Researching a Selective Antibacterial Effect Against Streptococcus mutans

Video

Kirk Hevener, PharmD, PhD, assistant professor of Biomedical and Pharmaceutical Sciences at Idaho State University, College of Pharmacy, explains his research regarding topoisomerase I and II enzymes.

Kirk Hevener, PharmD, PhD, assistant professor of Biomedical and Pharmaceutical Sciences at Idaho State University, College of Pharmacy, explains his research regarding topoisomerase I and II enzymes.

Interview Transcript (slightly modified for readability)

“We started the project about a year and a half ago, by doing the molecular cloning and starting to purify the protein. Initial steps in my laboratory have been characterizing the protein in terms of how can we purify it, what protocols do we need to purify it, and what assays should we develop to actually test compounds.

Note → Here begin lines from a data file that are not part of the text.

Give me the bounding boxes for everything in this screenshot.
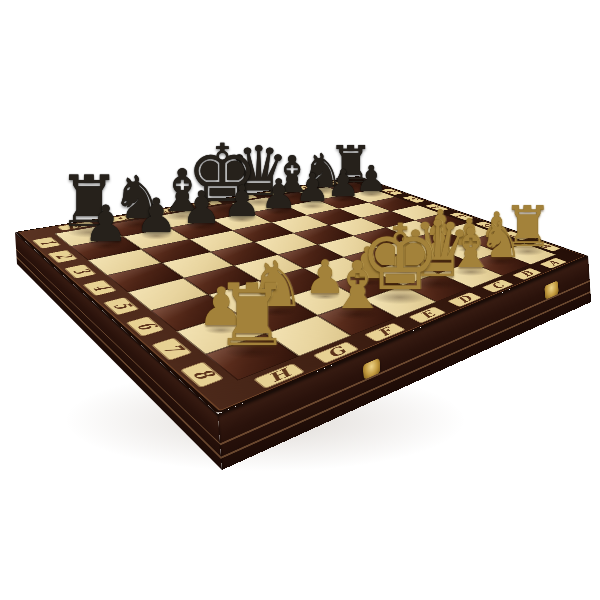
rank-label-right-3-text: 3 xyxy=(407,198,420,202)
rank-label-left-7-text: 7 xyxy=(157,343,185,356)
piece-black-pawn-g2: ♟ xyxy=(135,192,178,239)
file-label-front-a-text: A xyxy=(545,260,562,267)
piece-black-pawn-b2: ♟ xyxy=(326,165,359,202)
rank-label-left-5-text: 5 xyxy=(108,301,134,311)
rank-label-left-3-text: 3 xyxy=(68,267,92,275)
brass-latch-2 xyxy=(544,280,558,299)
photo-canvas: HH11GG22FF33EE44DD55CC66BB77AA88 ♜♞♟♝♟♛♟… xyxy=(0,0,600,600)
piece-black-pawn-c2: ♟ xyxy=(295,169,330,208)
piece-black-pawn-f2: ♟ xyxy=(181,185,221,230)
piece-gold-bishop-f8: ♝ xyxy=(328,253,387,319)
rank-label-left-2-text: 2 xyxy=(51,253,74,260)
piece-black-pawn-d2: ♟ xyxy=(261,174,298,215)
rank-label-left-1-text: 1 xyxy=(35,240,57,246)
brass-latch-1 xyxy=(363,358,381,380)
rank-label-left-4-text: 4 xyxy=(87,283,112,292)
piece-black-pawn-e2: ♟ xyxy=(223,180,261,223)
rank-label-left-8-text: 8 xyxy=(187,367,217,381)
piece-gold-rook-h8: ♜ xyxy=(214,272,291,358)
piece-black-pawn-h2: ♟ xyxy=(84,199,129,249)
rank-label-left-6-text: 6 xyxy=(131,321,158,332)
piece-black-pawn-a2: ♟ xyxy=(355,161,387,197)
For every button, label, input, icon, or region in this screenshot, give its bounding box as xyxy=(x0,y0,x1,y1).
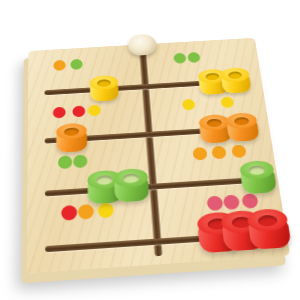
hint-dot-red xyxy=(73,105,86,117)
cup-piece-orange[interactable] xyxy=(56,123,88,153)
cup-piece-red[interactable] xyxy=(196,211,241,253)
cup-piece-body xyxy=(114,177,150,202)
cup-piece-body xyxy=(241,169,278,193)
hint-dot-green xyxy=(173,53,186,64)
cup-piece-green[interactable] xyxy=(239,159,277,193)
cup-piece-yellow[interactable] xyxy=(220,67,251,93)
slot-cell-row3-left xyxy=(37,146,147,206)
cup-piece-green[interactable] xyxy=(114,167,150,202)
hint-dot-orange xyxy=(77,203,93,219)
cup-piece-yellow[interactable] xyxy=(89,75,118,102)
board-perspective-wrap xyxy=(27,38,290,274)
cup-piece-red[interactable] xyxy=(220,210,265,252)
cup-piece-body xyxy=(87,179,122,204)
cup-piece-hole xyxy=(249,165,267,175)
hint-dot-pink xyxy=(241,193,259,209)
cup-piece-body xyxy=(197,223,240,253)
product-photo-scene xyxy=(0,0,300,300)
cup-piece-orange[interactable] xyxy=(225,112,259,142)
hint-dot-yellow xyxy=(182,98,196,110)
hint-dot-red xyxy=(53,106,66,118)
hint-dot-green xyxy=(57,155,71,169)
slot-groove-row3-right xyxy=(152,176,261,189)
cup-piece-hole xyxy=(228,71,242,79)
hint-dot-pink xyxy=(206,195,223,211)
cup-piece-rim xyxy=(246,208,289,232)
hint-dot-green xyxy=(187,52,200,63)
cup-piece-rim xyxy=(239,159,275,179)
cup-piece-rim xyxy=(114,167,149,187)
cup-piece-hole xyxy=(207,218,227,230)
hint-dot-yellow xyxy=(221,96,235,108)
game-board xyxy=(27,38,290,274)
hint-dot-green xyxy=(71,59,84,70)
slot-cell-row2-right xyxy=(153,90,262,145)
hint-dot-orange xyxy=(212,146,228,160)
cup-piece-hole xyxy=(96,175,113,185)
cup-piece-rim xyxy=(87,169,122,189)
cup-piece-hole xyxy=(231,216,252,228)
cup-piece-body xyxy=(247,220,291,250)
cup-piece-hole xyxy=(205,72,219,80)
slot-cell-row4-right xyxy=(161,190,279,253)
cup-piece-green[interactable] xyxy=(87,169,123,204)
cup-piece-red[interactable] xyxy=(246,208,292,250)
hint-dot-orange xyxy=(54,60,66,71)
slot-groove-row3-left xyxy=(45,183,154,196)
hint-dot-yellow xyxy=(88,104,101,116)
hint-dot-orange xyxy=(231,145,247,159)
slot-groove-row4-right xyxy=(156,231,269,245)
cup-piece-rim xyxy=(220,210,262,234)
cup-piece-hole xyxy=(123,173,140,183)
slot-cell-row2-left xyxy=(37,97,143,153)
cup-piece-body xyxy=(222,222,266,252)
hint-dot-pink xyxy=(223,194,240,210)
hint-dot-orange xyxy=(193,147,208,161)
cup-piece-hole xyxy=(257,215,278,227)
hint-dot-yellow xyxy=(97,202,113,218)
slot-cell-row3-right xyxy=(157,138,270,197)
slot-groove-row4-left xyxy=(45,239,159,253)
slot-cell-row1-right xyxy=(149,44,254,95)
slot-grid xyxy=(37,44,279,262)
slot-cell-row1-left xyxy=(37,51,140,103)
hint-dot-green xyxy=(73,154,88,168)
slot-cell-row4-left xyxy=(37,198,151,262)
hint-dot-red xyxy=(61,205,77,221)
cup-piece-rim xyxy=(196,211,238,236)
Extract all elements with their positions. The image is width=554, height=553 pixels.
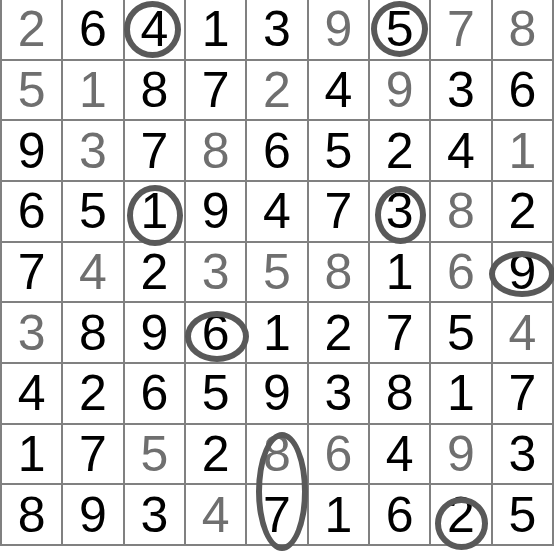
cell-r8c1[interactable]: 1	[2, 425, 63, 486]
cell-r2c7[interactable]: 9	[370, 61, 431, 122]
cell-r3c5[interactable]: 6	[247, 121, 308, 182]
cell-r5c4[interactable]: 3	[186, 243, 247, 304]
cell-r8c3[interactable]: 5	[125, 425, 186, 486]
cell-r1c2[interactable]: 6	[63, 0, 124, 61]
cell-r9c5[interactable]: 7	[247, 485, 308, 546]
cell-r2c6[interactable]: 4	[309, 61, 370, 122]
cell-r9c4[interactable]: 4	[186, 485, 247, 546]
cell-r9c7[interactable]: 6	[370, 485, 431, 546]
cell-r9c2[interactable]: 9	[63, 485, 124, 546]
cell-r8c5[interactable]: 8	[247, 425, 308, 486]
cell-r3c1[interactable]: 9	[2, 121, 63, 182]
cell-r7c1[interactable]: 4	[2, 364, 63, 425]
cell-r2c9[interactable]: 6	[493, 61, 554, 122]
cell-r6c9[interactable]: 4	[493, 303, 554, 364]
cell-r7c5[interactable]: 9	[247, 364, 308, 425]
cell-r3c4[interactable]: 8	[186, 121, 247, 182]
cell-r7c4[interactable]: 5	[186, 364, 247, 425]
cell-r4c7[interactable]: 3	[370, 182, 431, 243]
cell-r4c6[interactable]: 7	[309, 182, 370, 243]
cell-r4c2[interactable]: 5	[63, 182, 124, 243]
cell-r1c5[interactable]: 3	[247, 0, 308, 61]
cell-r9c3[interactable]: 3	[125, 485, 186, 546]
cell-r2c4[interactable]: 7	[186, 61, 247, 122]
cell-r4c8[interactable]: 8	[431, 182, 492, 243]
cell-r9c8[interactable]: 2	[431, 485, 492, 546]
cell-r5c9[interactable]: 9	[493, 243, 554, 304]
cell-r6c3[interactable]: 9	[125, 303, 186, 364]
cell-r6c4[interactable]: 6	[186, 303, 247, 364]
cell-r3c2[interactable]: 3	[63, 121, 124, 182]
cell-r7c9[interactable]: 7	[493, 364, 554, 425]
sudoku-grid: 2641395785187249369378652416519473827423…	[0, 0, 554, 546]
cell-r6c7[interactable]: 7	[370, 303, 431, 364]
cell-r6c6[interactable]: 2	[309, 303, 370, 364]
cell-r7c8[interactable]: 1	[431, 364, 492, 425]
cell-r8c8[interactable]: 9	[431, 425, 492, 486]
cell-r6c8[interactable]: 5	[431, 303, 492, 364]
cell-r5c7[interactable]: 1	[370, 243, 431, 304]
cell-r1c3[interactable]: 4	[125, 0, 186, 61]
cell-r7c6[interactable]: 3	[309, 364, 370, 425]
cell-r8c6[interactable]: 6	[309, 425, 370, 486]
cell-r9c9[interactable]: 5	[493, 485, 554, 546]
cell-r7c7[interactable]: 8	[370, 364, 431, 425]
cell-r7c3[interactable]: 6	[125, 364, 186, 425]
cell-r5c6[interactable]: 8	[309, 243, 370, 304]
cell-r4c9[interactable]: 2	[493, 182, 554, 243]
cell-r8c7[interactable]: 4	[370, 425, 431, 486]
cell-r5c8[interactable]: 6	[431, 243, 492, 304]
cell-r2c2[interactable]: 1	[63, 61, 124, 122]
cell-r4c3[interactable]: 1	[125, 182, 186, 243]
cell-r5c2[interactable]: 4	[63, 243, 124, 304]
cell-r4c4[interactable]: 9	[186, 182, 247, 243]
cell-r2c8[interactable]: 3	[431, 61, 492, 122]
cell-r3c9[interactable]: 1	[493, 121, 554, 182]
cell-r8c4[interactable]: 2	[186, 425, 247, 486]
cell-r1c7[interactable]: 5	[370, 0, 431, 61]
cell-r1c9[interactable]: 8	[493, 0, 554, 61]
cell-r6c5[interactable]: 1	[247, 303, 308, 364]
cell-r6c1[interactable]: 3	[2, 303, 63, 364]
cell-r2c3[interactable]: 8	[125, 61, 186, 122]
cell-r1c6[interactable]: 9	[309, 0, 370, 61]
cell-r2c1[interactable]: 5	[2, 61, 63, 122]
cell-r3c7[interactable]: 2	[370, 121, 431, 182]
cell-r1c1[interactable]: 2	[2, 0, 63, 61]
cell-r1c4[interactable]: 1	[186, 0, 247, 61]
cell-r3c6[interactable]: 5	[309, 121, 370, 182]
cell-r9c1[interactable]: 8	[2, 485, 63, 546]
cell-r5c1[interactable]: 7	[2, 243, 63, 304]
cell-r1c8[interactable]: 7	[431, 0, 492, 61]
cell-r3c3[interactable]: 7	[125, 121, 186, 182]
cell-r9c6[interactable]: 1	[309, 485, 370, 546]
cell-r4c5[interactable]: 4	[247, 182, 308, 243]
cell-r2c5[interactable]: 2	[247, 61, 308, 122]
cell-r5c5[interactable]: 5	[247, 243, 308, 304]
cell-r7c2[interactable]: 2	[63, 364, 124, 425]
cell-r4c1[interactable]: 6	[2, 182, 63, 243]
sudoku-screenshot: 2641395785187249369378652416519473827423…	[0, 0, 554, 553]
cell-r6c2[interactable]: 8	[63, 303, 124, 364]
cell-r8c9[interactable]: 3	[493, 425, 554, 486]
cell-r8c2[interactable]: 7	[63, 425, 124, 486]
cell-r5c3[interactable]: 2	[125, 243, 186, 304]
cell-r3c8[interactable]: 4	[431, 121, 492, 182]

The work that I’m presenting today involves the development of our expression and purification protocol and also our preliminary work in the development of assays that can be used to test compounds. Moving forward from this, we’re going to be doing two things: the first is x-ray crystallographic characterization of the 3-D structure of this protein. So, we’re going to try to solve the 3-D structure in my lab using x-ray crystallography, a type of structural biology.

Once we have that three-dimensional structure, we can use computers to design compounds that can bind into the active site and hopefully inhibit the protein. The second thing that we’re going to do is we’re going to scale up the assays that we’ve already developed for screening large compound libraries, experimental libraries, in the hopes of identifying compounds that can inhibit the activity of this protein.

Once we identify compounds that inhibit the enzyme, the topoisomerase I enzyme, then we’ll take those into what I call ‘wholesale antibacterial testing’. We’ll see [if] compounds that inhibit topoisomerase I kill or inhibit the growth of the bacteria, specifically in our case, Streptococcus mutans. If it inhibits the growth or kills the bacteria [and] has what we call a bactericidal activity, then we’ll test those compounds against other organisms that are the beneficial bacteria that have both topoisomerase I and topoisomerase III to see if there is less of an effect as per our hypothesis with bacteria that have both of the type I topoisomerases compared to the Strep mutans that only has the one. Ideally, we’ll see a selective antibacterial effect against Streptococcus mutans, confirming our hypothesis.”